In June 1746, Bonnie Prince Charlie finally landed on South Uist with a couple of loyal supporters. There they met Flora, and arrangements were made to disguise the Prince as ‘Betty Burke’, an Irish maidservant, and conduct him to Skye. After a few days’ preparation, they sailed in a small boat ‘over the sea to Skye’, just as the militia landed nearby. The Prince was dressed in a calico gown, quilted petticoat and headdress to disguise his face.
After landing safely on Skye, the Prince’s perilous wanderings continued for a few more weeks, until finally he managed to escape mainland Scotland on a ship bound for France. He and Flora were destined never to meet again.”
Legend has it that Bonnie Prince Charlie gave a personal recipe to MacKenna who helped him escape to France. Then eventually someone in the family released it and we know it today as Drambuie whiskey liquer.
Driving to Portree, John, our tour guide, told us about the shocking movement of the Clearances in the 1840s.
“The Highland Clearances were the forced evictions of a significant number of tenants in the Scottish Highlands and Islands, mostly in two phases from 1750 to 1860.”
Because of these horrible evictions, many Scots immigrated to the USA in the 1840s. In the 1870s, they immigrated to Australia.
I enjoyed our visit to the city of Portree, where we enjoyed bakery goods to start with. Then we roamed the beautiful city and took lots of pictures.
From there, we visited the Commando Memorial honoring Winston Churchill’s elite force. What a spectacular sight!

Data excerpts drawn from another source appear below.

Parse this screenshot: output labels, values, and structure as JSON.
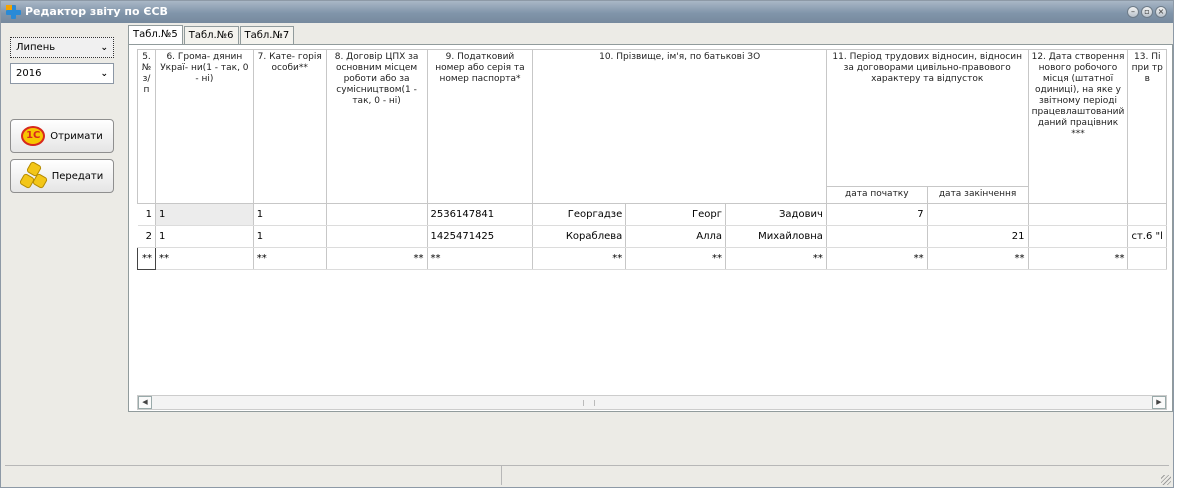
{
  "window": {
    "title": "Редактор звіту по ЄСВ",
    "accent": "#7f93a8"
  },
  "sidebar": {
    "month_select": {
      "value": "Липень"
    },
    "year_select": {
      "value": "2016"
    },
    "get_button": {
      "label": "Отримати",
      "icon": "1c-logo-icon",
      "icon_text": "1С"
    },
    "send_button": {
      "label": "Передати",
      "icon": "honeycomb-icon"
    }
  },
  "tabs": [
    {
      "label": "Табл.№5",
      "active": true
    },
    {
      "label": "Табл.№6",
      "active": false
    },
    {
      "label": "Табл.№7",
      "active": false
    }
  ],
  "table": {
    "headers": {
      "c5": "5. № з/п",
      "c6": "6. Грома- дянин Украї- ни(1 - так, 0 - ні)",
      "c7": "7. Кате- горія особи**",
      "c8": "8. Договір ЦПХ за основним місцем роботи або за сумісництвом(1 - так, 0 - ні)",
      "c9": "9. Податковий номер або серія та номер паспорта*",
      "c10": "10. Прізвище, ім'я, по батькові ЗО",
      "c11": "11. Період трудових відносин, відносин за договорами цивільно-правового характеру та відпусток",
      "c11a": "дата початку",
      "c11b": "дата закінчення",
      "c12": "12. Дата створення нового робочого місця (штатної одиниці), на яке у звітному періоді працевлаштований даний працівник ***",
      "c13": "13. Пі при тр в"
    },
    "rows": [
      {
        "n": "1",
        "citizen": "1",
        "category": "1",
        "gph": "",
        "tax": "2536147841",
        "surname": "Георгадзе",
        "name": "Георг",
        "patronymic": "Задович",
        "start": "7",
        "end": "",
        "newplace": "",
        "c13": ""
      },
      {
        "n": "2",
        "citizen": "1",
        "category": "1",
        "gph": "",
        "tax": "1425471425",
        "surname": "Кораблева",
        "name": "Алла",
        "patronymic": "Михайловна",
        "start": "",
        "end": "21",
        "newplace": "",
        "c13": "ст.6 \"l"
      },
      {
        "n": "**",
        "citizen": "**",
        "category": "**",
        "gph": "**",
        "tax": "**",
        "surname": "**",
        "name": "**",
        "patronymic": "**",
        "start": "**",
        "end": "**",
        "newplace": "**",
        "c13": ""
      }
    ]
  },
  "statusbar": {
    "left": "",
    "right": ""
  }
}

Then we spent the night at the Ballachulish Hotel in Glencoe, an old Victorian style hotel, and noticed as we drove the shoreline that all the BnBs had one similar sign up, “No Vacancy.” A very popular area!

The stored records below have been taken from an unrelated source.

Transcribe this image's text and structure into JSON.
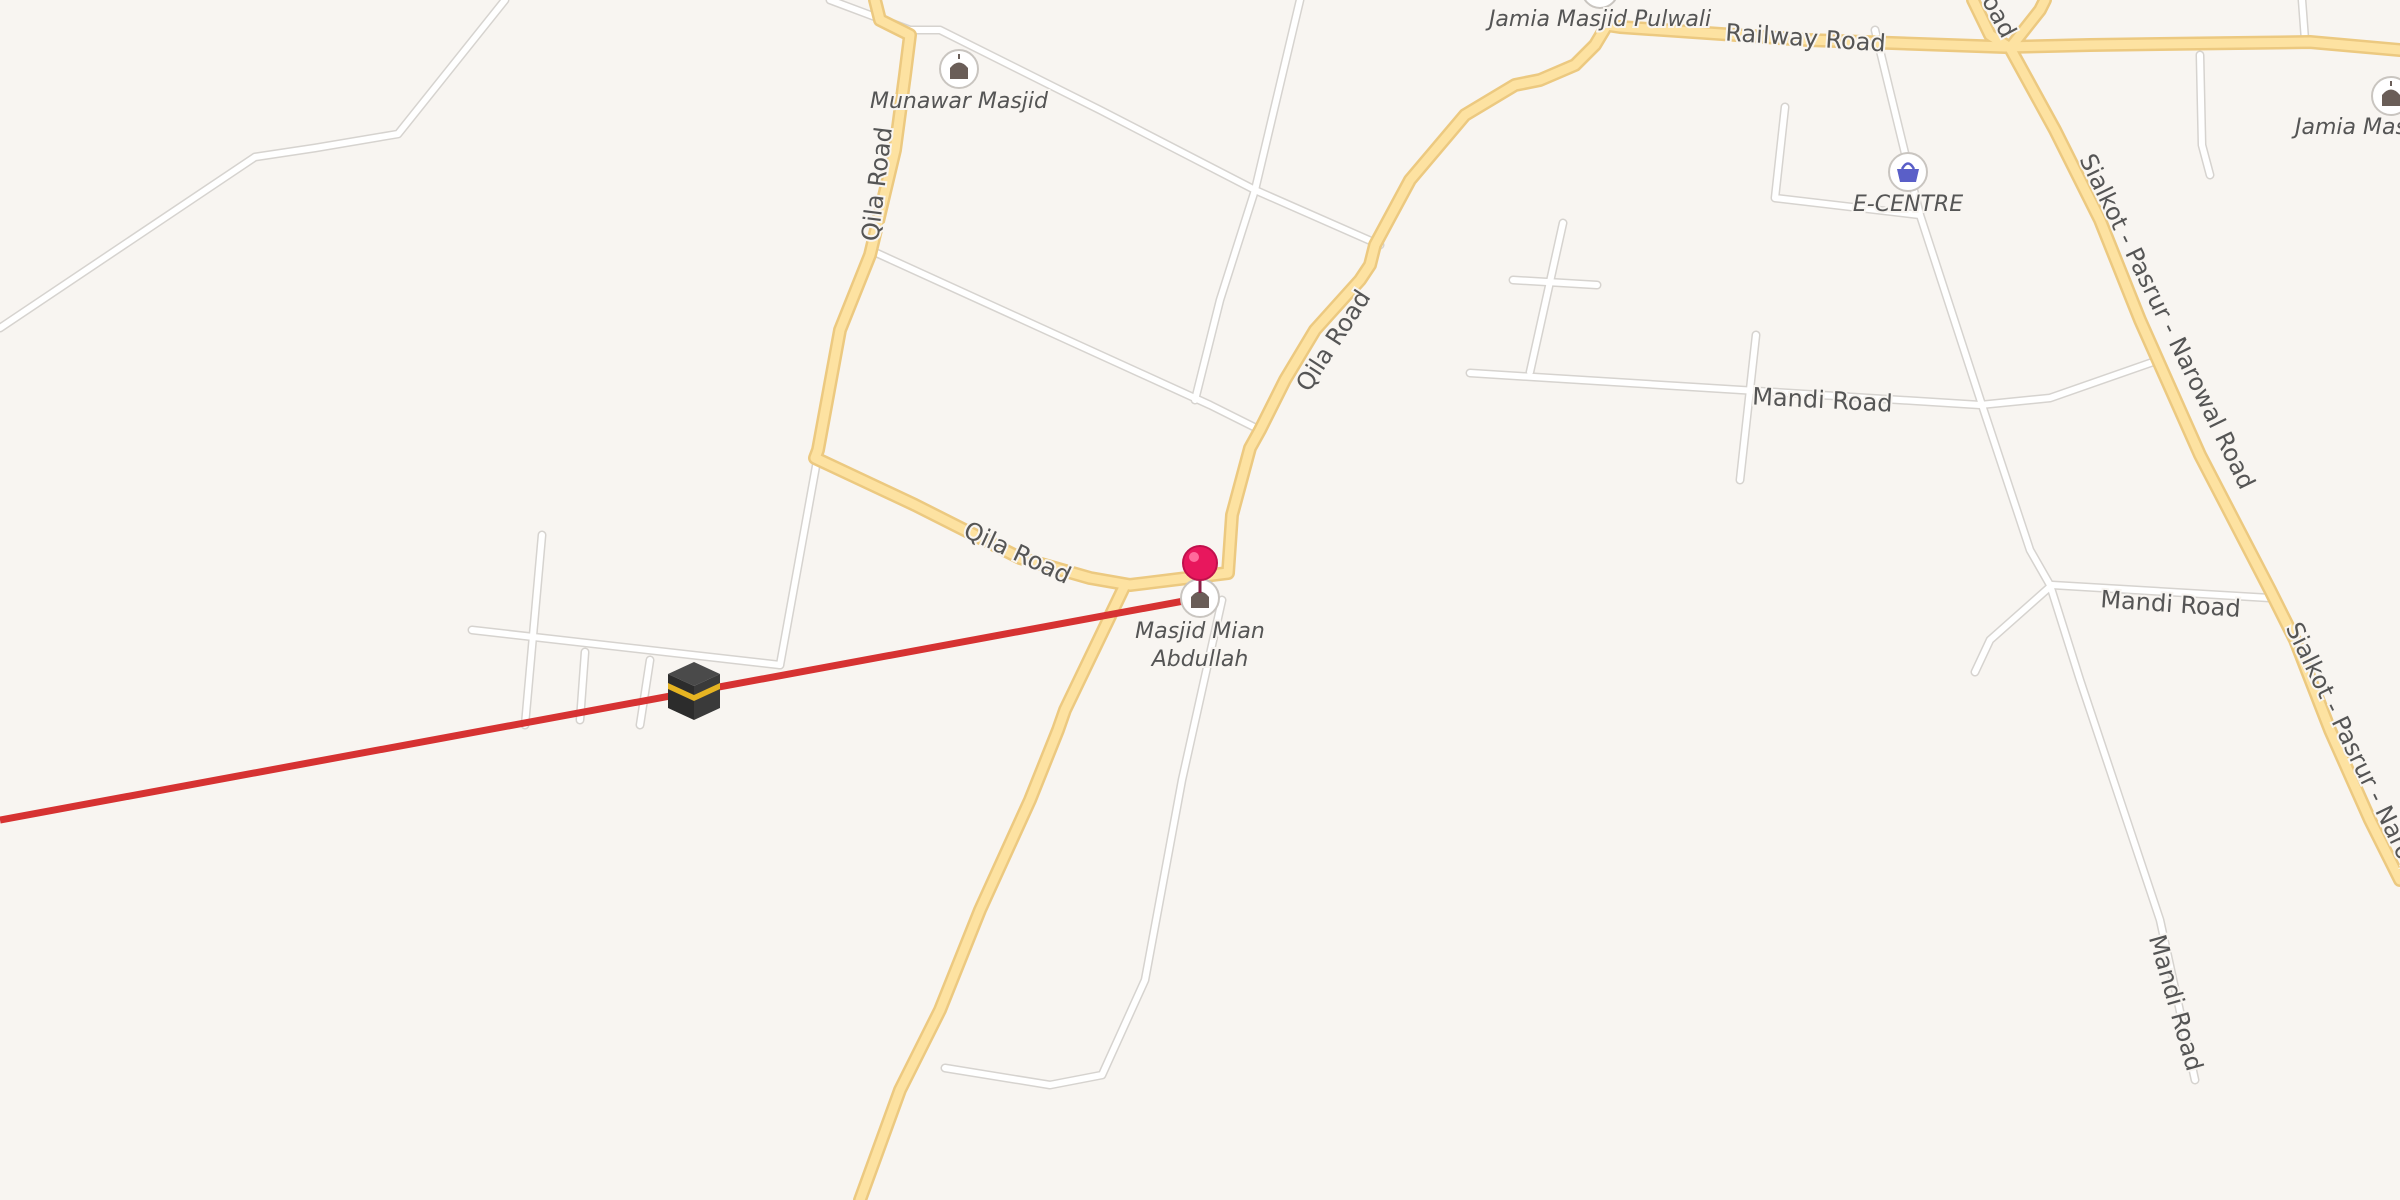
{
  "map": {
    "colors": {
      "background": "#f8f5f1",
      "main_road": "#fde2a1",
      "minor_road": "#ffffff",
      "qibla_line": "#d63232",
      "pin": "#e8175d"
    },
    "road_labels": {
      "qila_road_north": "Qila Road",
      "qila_road_mid": "Qila Road",
      "qila_road_east": "Qila Road",
      "railway_road": "Railway Road",
      "road_top_fragment": "oad",
      "mandi_road_1": "Mandi Road",
      "mandi_road_2": "Mandi Road",
      "mandi_road_3": "Mandi Road",
      "sialkot_road_1": "Sialkot - Pasrur - Narowal Road",
      "sialkot_road_2": "Sialkot - Pasrur - Narowa"
    },
    "places": {
      "munawar_masjid": {
        "name": "Munawar Masjid",
        "icon": "mosque-icon"
      },
      "jamia_masjid_pulwali": {
        "name": "Jamia Masjid Pulwali",
        "icon": "mosque-icon"
      },
      "jamia_mas": {
        "name": "Jamia Mas",
        "icon": "mosque-icon"
      },
      "e_centre": {
        "name": "E-CENTRE",
        "icon": "shopping-basket-icon"
      },
      "masjid_mian_abdullah": {
        "name_line1": "Masjid Mian",
        "name_line2": "Abdullah",
        "icon": "mosque-icon"
      }
    },
    "markers": {
      "location_pin": {
        "icon": "location-pin-icon"
      },
      "qibla_direction": {
        "icon": "kaaba-icon"
      }
    }
  }
}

Surrounded by Munros, mountains over 3,000 feet high, we drove through an amazing valley where a famous massacre happened.
“The Massacre of Glencoe took place in Glen Coe in the Highlands of Scotland on 13 February 1692. An estimated 30 members and associates of Clan MacDonald of Glencoe were killed by Scottish government forces, allegedly for failing to pledge allegiance to the new monarchs, William III and Mary II.”

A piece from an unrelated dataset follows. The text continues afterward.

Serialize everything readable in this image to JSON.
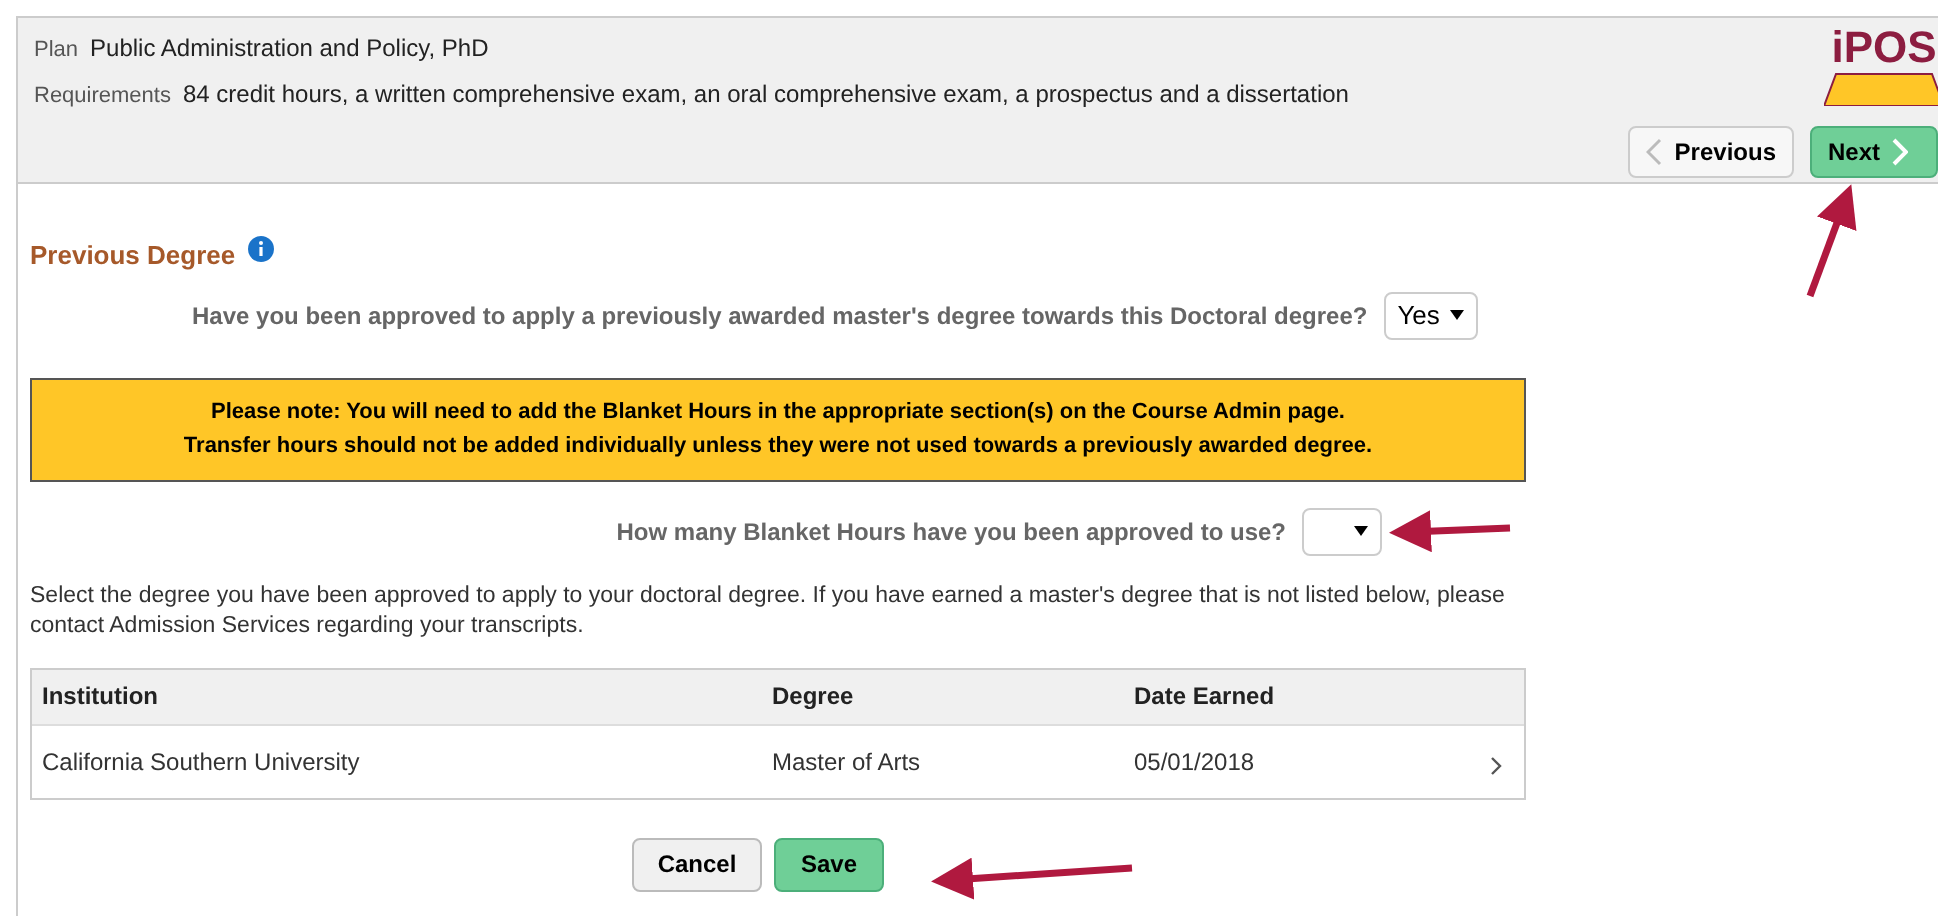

Notice that one of my clan names has come up again—MacDonald.
From there we went to the Glencoe National Nature Reserve and enjoyed a presentation about the area, its geology and animals. I also visited a replica of a Turf House, a 17th century dwelling. The plaster used inside reminded me of adobe used here in the southwest.
An isle and a valley—our trip nears its end. But the history and the sights captivated me as we traveled through this fascinating part of Scotland.
Have you ever heard of these places and this battle? Do you have any Scottish heritage at all? Let me know.